Cobras e lagartos virtuais

É cada vez maior o número de demonstrações de intolerância, preconceito e racismo nas redes sociais. O Twitter é o campeão das ofensas

Imagine o que têm em comum o músico Ed Motta e a estudante de direito Mayara Petruso? Aparentemente nada, mas ambos ganharam os holofotes nacionais por conta de seus destemperos em redes sociais – e as consequências que os impropérios virtuais impensados lhes renderam.

Mayara ficou conhecida em novembro do ano passado, quando, irritada com a vitória de Dilma Rousseff nas eleições para a Presidência da República, publicou mensagens de ódio contra nordestinos em seus perfis de Twitter e Facebook: “Nordestino não é gente. Faça um favor a São Paulo, mate um nordestino afogado!”. Na última quinta-feira, 2, a Justiça Federal em São Paulo aceitou denúncia do Ministério Público Federal pedindo a abertura da ação contra a moça e ela tornou-se ré em um processo criminal por racismo.

Já o cantor e compositor voltou a ser notícia em meados de maio, quando valeu-se de sua página no Facebook para o que ele classificou, posteriormente, de fazer “comentários infelizes”. “ (Estou em) Curitiba, lugar civilizado, graças a Deus. O Sul do Brasil, como é bom, tem dignidade isso aqui. Frutas vermelhas, clima frio, gente bonita. Sim porque ooo povo feio o brasileiro, (risos). Em avião, dá vontade chorar (risos). Mas chega no Sul ou SP gente bonita compondo o ambiance (risos)”. E foi além, falando mal de vários músicos e tecendo críticas às mulheres. Quando o caso veio à tona, pediu desculpas publicamente e disse estar “com uma vergonha gigante”.

Infelizmente, casos como os de Ed Motta e Mayara Petruso não são isolados. As demonstrações de intolerância, preconceito e racismo nas redes sociais são cada vez mais frequentes no Brasil. É o que aponta a pesquisa Intolerância nas Redes, realizada pela MITI Inteligência e recém-divulgada. Segundo dados deste levantamento, a que O POVO teve acesso, os usuários de redes sociais do Brasil estão usando essas mídias para fazerem comentários cada vez mais ofensivos.

Em apenas cinco dias de análise, a pesquisa apurou que redes sociais foram veículo para 38.633 ataques digitais, com termos pejorativos, a empresas, personalidades ou pessoas comuns, atribuindo inclusive nomes e referências. O levantamento ocorreu entre os dias 2 e 6 de abril deste ano, e analisou redes sociais variadas (Twitter, Facebook, Youtube, Fóruns, Blogs e Sites de Reclamação).
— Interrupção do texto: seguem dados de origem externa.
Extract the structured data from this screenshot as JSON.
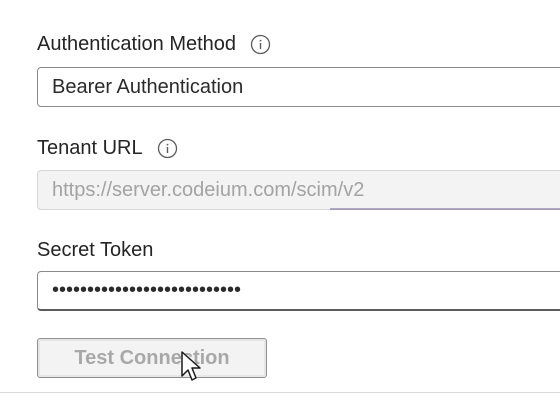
{
  "auth_method": {
    "label": "Authentication Method",
    "icon": "info-icon",
    "value": "Bearer Authentication"
  },
  "tenant_url": {
    "label": "Tenant URL",
    "icon": "info-icon",
    "placeholder": "https://server.codeium.com/scim/v2"
  },
  "secret_token": {
    "label": "Secret Token",
    "masked_value": "•••••••••••••••••••••••••••"
  },
  "test_button": {
    "label": "Test Connection"
  },
  "colors": {
    "disabled_text": "#a3a3a3",
    "accent_line": "#7a6a9a"
  }
}
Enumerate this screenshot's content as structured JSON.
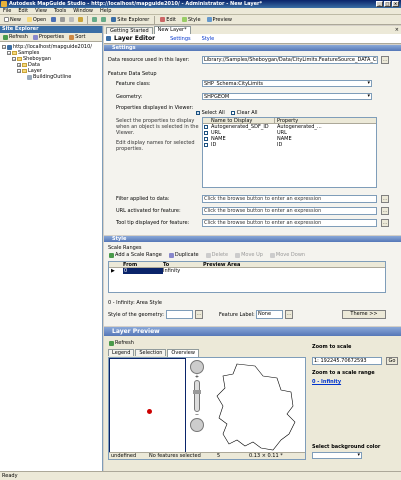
{
  "window": {
    "title": "Autodesk MapGuide Studio - http://localhost/mapguide2010/ - Administrator - New Layer*"
  },
  "menu": [
    "File",
    "Edit",
    "View",
    "Tools",
    "Window",
    "Help"
  ],
  "toolbar": {
    "new": "New",
    "open": "Open",
    "site_explorer": "Site Explorer",
    "edit": "Edit",
    "style": "Style",
    "preview": "Preview"
  },
  "site_explorer": {
    "title": "Site Explorer",
    "refresh": "Refresh",
    "properties": "Properties",
    "sort": "Sort",
    "tree": [
      {
        "label": "http://localhost/mapguide2010/",
        "level": 0
      },
      {
        "label": "Samples",
        "level": 1
      },
      {
        "label": "Sheboygan",
        "level": 2
      },
      {
        "label": "Data",
        "level": 3
      },
      {
        "label": "Layer",
        "level": 3
      },
      {
        "label": "BuildingOutline",
        "level": 4
      }
    ]
  },
  "tabs": [
    "Getting Started",
    "New Layer*"
  ],
  "editor": {
    "title": "Layer Editor",
    "settings_tab": "Settings",
    "style_tab": "Style"
  },
  "settings": {
    "header": "Settings",
    "data_resource_label": "Data resource used in this layer:",
    "data_resource_value": "Library://Samples/Sheboygan/Data/CityLimits.FeatureSource_DATA_CityLimits.FeatureSource",
    "feature_data_setup": "Feature Data Setup",
    "feature_class_label": "Feature class:",
    "feature_class_value": "SHP_Schema:CityLimits",
    "geometry_label": "Geometry:",
    "geometry_value": "SHPGEOM",
    "props_label": "Properties displayed in Viewer:",
    "select_all": "Select All",
    "clear_all": "Clear All",
    "help_text": [
      "Select the properties to display",
      "when an object is selected in the",
      "Viewer.",
      "",
      "Edit display names for selected",
      "properties."
    ],
    "prop_headers": [
      "Name to Display",
      "Property"
    ],
    "prop_rows": [
      {
        "name": "Autogenerated_SDF_ID",
        "property": "Autogenerated_..."
      },
      {
        "name": "URL",
        "property": "URL"
      },
      {
        "name": "NAME",
        "property": "NAME"
      },
      {
        "name": "ID",
        "property": "ID"
      }
    ],
    "filter_label": "Filter applied to data:",
    "url_label": "URL activated for feature:",
    "tooltip_label": "Tool tip displayed for feature:",
    "expr_placeholder": "Click the browse button to enter an expression"
  },
  "style": {
    "header": "Style",
    "scale_ranges": "Scale Ranges",
    "add_range": "Add a Scale Range",
    "duplicate": "Duplicate",
    "delete": "Delete",
    "move_up": "Move Up",
    "move_down": "Move Down",
    "col_from": "From",
    "col_to": "To",
    "col_preview": "Preview Area",
    "row_from": "0",
    "row_to": "Infinity",
    "area_style_title": "0 - Infinity: Area Style",
    "style_label": "Style of the geometry:",
    "feature_label": "Feature Label:",
    "feature_label_value": "None",
    "theme_button": "Theme >>"
  },
  "preview": {
    "header": "Layer Preview",
    "refresh": "Refresh",
    "tabs": [
      "Legend",
      "Selection",
      "Overview"
    ],
    "zoom_to_scale": "Zoom to scale",
    "scale_value": "1: 192245.70672593",
    "go": "Go",
    "zoom_to_range": "Zoom to a scale range",
    "range_link": "0 - Infinity",
    "background_label": "Select background color",
    "status_left": "undefined",
    "status_mid": "No features selected",
    "status_num": "5",
    "status_right": "0.13 × 0.11 *"
  },
  "statusbar": "Ready"
}
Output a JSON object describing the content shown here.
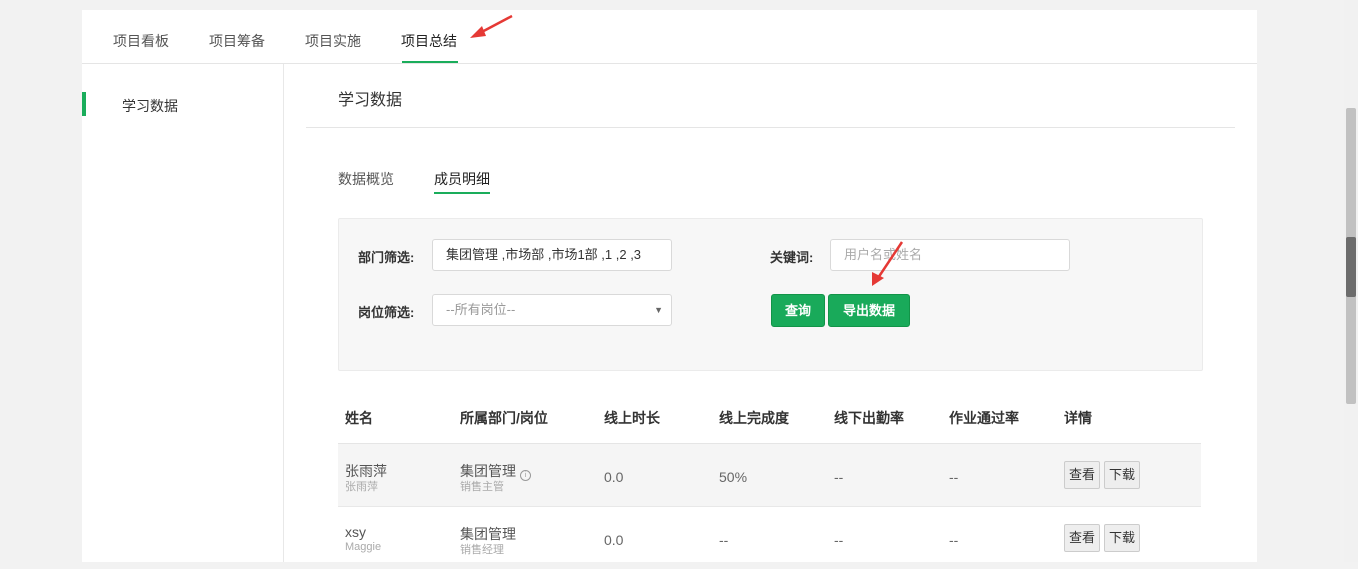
{
  "top_nav": {
    "tabs": [
      "项目看板",
      "项目筹备",
      "项目实施",
      "项目总结"
    ],
    "active_index": 3
  },
  "sidebar": {
    "items": [
      {
        "label": "学习数据"
      }
    ]
  },
  "main": {
    "title": "学习数据",
    "sub_tabs": [
      "数据概览",
      "成员明细"
    ],
    "active_sub_tab": 1
  },
  "filters": {
    "department_label": "部门筛选:",
    "department_value": "集团管理 ,市场部 ,市场1部 ,1 ,2 ,3",
    "position_label": "岗位筛选:",
    "position_value": "--所有岗位--",
    "keyword_label": "关键词:",
    "keyword_placeholder": "用户名或姓名",
    "query_button": "查询",
    "export_button": "导出数据"
  },
  "table": {
    "headers": [
      "姓名",
      "所属部门/岗位",
      "线上时长",
      "线上完成度",
      "线下出勤率",
      "作业通过率",
      "详情"
    ],
    "view_label": "查看",
    "download_label": "下载",
    "rows": [
      {
        "name": "张雨萍",
        "sub_name": "张雨萍",
        "dept": "集团管理",
        "position": "销售主管",
        "online_time": "0.0",
        "completion": "50%",
        "attendance": "--",
        "pass_rate": "--"
      },
      {
        "name": "xsy",
        "sub_name": "Maggie",
        "dept": "集团管理",
        "position": "销售经理",
        "online_time": "0.0",
        "completion": "--",
        "attendance": "--",
        "pass_rate": "--"
      }
    ]
  },
  "colors": {
    "accent": "#1aad5b",
    "annotation": "#e53935"
  }
}
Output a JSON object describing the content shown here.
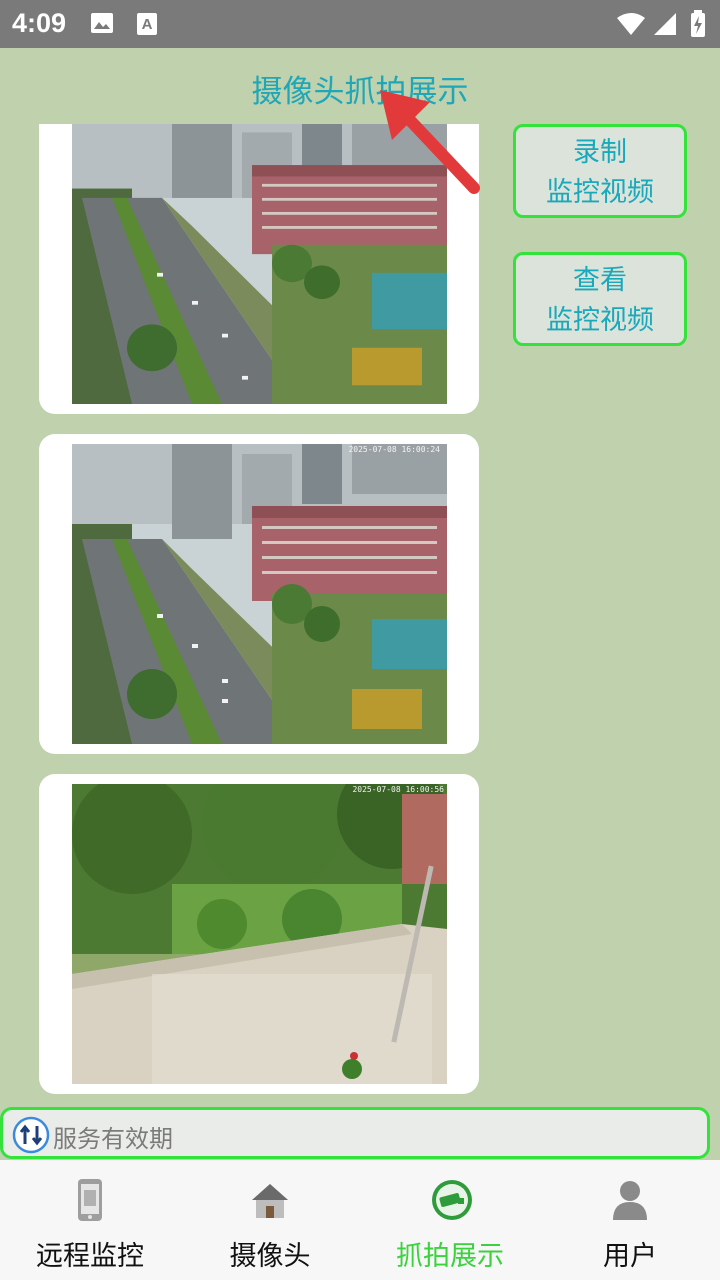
{
  "status_bar": {
    "time": "4:09"
  },
  "header": {
    "title": "摄像头抓拍展示"
  },
  "side_buttons": [
    {
      "line1": "录制",
      "line2": "监控视频"
    },
    {
      "line1": "查看",
      "line2": "监控视频"
    }
  ],
  "snapshots": [
    {
      "kind": "street-view"
    },
    {
      "kind": "street-view",
      "overlay_text": "2025-07-08 16:00:24"
    },
    {
      "kind": "yard-view",
      "overlay_text": "2025-07-08 16:00:56"
    }
  ],
  "service_bar": {
    "text": "服务有效期"
  },
  "bottom_nav": {
    "items": [
      {
        "label": "远程监控",
        "icon": "phone-icon"
      },
      {
        "label": "摄像头",
        "icon": "house-icon"
      },
      {
        "label": "抓拍展示",
        "icon": "camera-icon",
        "active": true
      },
      {
        "label": "用户",
        "icon": "user-icon"
      }
    ]
  },
  "colors": {
    "accent": "#1fa7b8",
    "border_green": "#33e23a",
    "active_nav": "#3bd23e",
    "background": "#bfd1ad"
  }
}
A mídia social com o maior número de casos registrados é o Twitter. Nele aconteceram 20.846 ou 53,96% dos “palavrões” monitorados no período. O Facebook aparece em segundo lugar da lista, com 15.881 ou 41,11% do total de interações desse tipo.

“Pessoas comuns abrem seus perfis nos canais de relacionamento, criam identidades virtuais e expõem opiniões e experiências de forma aberta e muitas vezes intempestiva. Os comentários na rede estão cada vez mais inflamados e os usuários não se intimidam ao se referir a empresas, personalidades e até pessoas próximas utilizando os mais diversos termos pejorativos”, comenta Elizangela Grigoletti, gerente de inteligência e marketing da empresa que coordenou o estudo.

Intolerância

O estudo mostra que o Bullying é campeão em interações nas redes sociais. No período de análise, foram capturadas 7.062 mensagens sobre o tema. Bullying virtual e Ciberbullying, termos mais específicos para problemas dessa ordem no universo digital, possuem menos comentários, apenas 310 e 182, respectivamente.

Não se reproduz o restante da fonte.